The embedded javascript checks the requested pathname after the 404 page has loaded and will only redirect if it matches the old address. You can redirect multiple resources this way by chaining the ifs or just replace the host of the location for all urls if it's a full redirect for the whole page (but again use other methods where possible). Alternatively, you can also put the script at the top and let it execute right away instead of waiting for a full load, however, it might be nice for the user to see that their link was indeed a 404 before sending them to the correct place (and it's a good reminder for you to remove the hack once people overwhelmingly go to the correct link directly).

Note, setting a "Content-Security-Policy" to mostly 'unsafe-inline' makes sense as you shouldn't load other resources on a 404 page.

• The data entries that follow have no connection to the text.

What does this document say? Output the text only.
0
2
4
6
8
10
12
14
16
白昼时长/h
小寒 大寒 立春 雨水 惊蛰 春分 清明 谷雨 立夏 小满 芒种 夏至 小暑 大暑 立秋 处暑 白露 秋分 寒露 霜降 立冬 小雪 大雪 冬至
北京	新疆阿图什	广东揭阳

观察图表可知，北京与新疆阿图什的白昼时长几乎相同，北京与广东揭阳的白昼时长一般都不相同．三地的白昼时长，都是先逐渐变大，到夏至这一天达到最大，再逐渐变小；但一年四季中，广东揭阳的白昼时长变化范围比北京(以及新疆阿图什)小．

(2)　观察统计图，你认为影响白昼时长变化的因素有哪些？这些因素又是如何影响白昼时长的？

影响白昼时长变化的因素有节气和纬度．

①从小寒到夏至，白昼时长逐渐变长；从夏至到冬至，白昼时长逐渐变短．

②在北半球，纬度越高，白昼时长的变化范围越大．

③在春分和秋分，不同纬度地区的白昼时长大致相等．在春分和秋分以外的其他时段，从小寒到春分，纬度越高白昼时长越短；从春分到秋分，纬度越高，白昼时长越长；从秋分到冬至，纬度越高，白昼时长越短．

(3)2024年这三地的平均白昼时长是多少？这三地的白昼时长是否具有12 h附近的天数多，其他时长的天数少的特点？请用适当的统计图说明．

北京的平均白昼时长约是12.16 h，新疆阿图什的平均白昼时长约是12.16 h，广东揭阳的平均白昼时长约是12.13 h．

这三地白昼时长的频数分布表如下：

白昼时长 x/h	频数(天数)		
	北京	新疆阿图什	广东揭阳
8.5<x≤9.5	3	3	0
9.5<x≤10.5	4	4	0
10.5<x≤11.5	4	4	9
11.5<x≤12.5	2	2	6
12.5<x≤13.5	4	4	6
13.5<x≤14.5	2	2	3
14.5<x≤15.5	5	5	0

Please don't use this solution unless there is absolutely no other way to achieve the desired result. Again, it only works if the user directly browsers to the resource. Also, a web crawler will identify the pages as 404 and thus not count them as valid redirect. For example, google won't allow it for migrating a domain from the google search console (you need 301 redirects or valid soft redirects via <meta http-equiv="refresh" content="0; url=https://..." /> for google to accept the move). Also, referencing the resource via eg img will also break (as the image is seen as 404 only).

However, this is a valid solution for cases where, for one reason or another, users directly land on the resource while browsing and the referrers haven't updated the links yet (eg. stale google search result links or other pages linking to the old address). Their automated tooling (if they use any) will notify them that the link is returning a 404 and bring them to update the links (hopefully) eventually.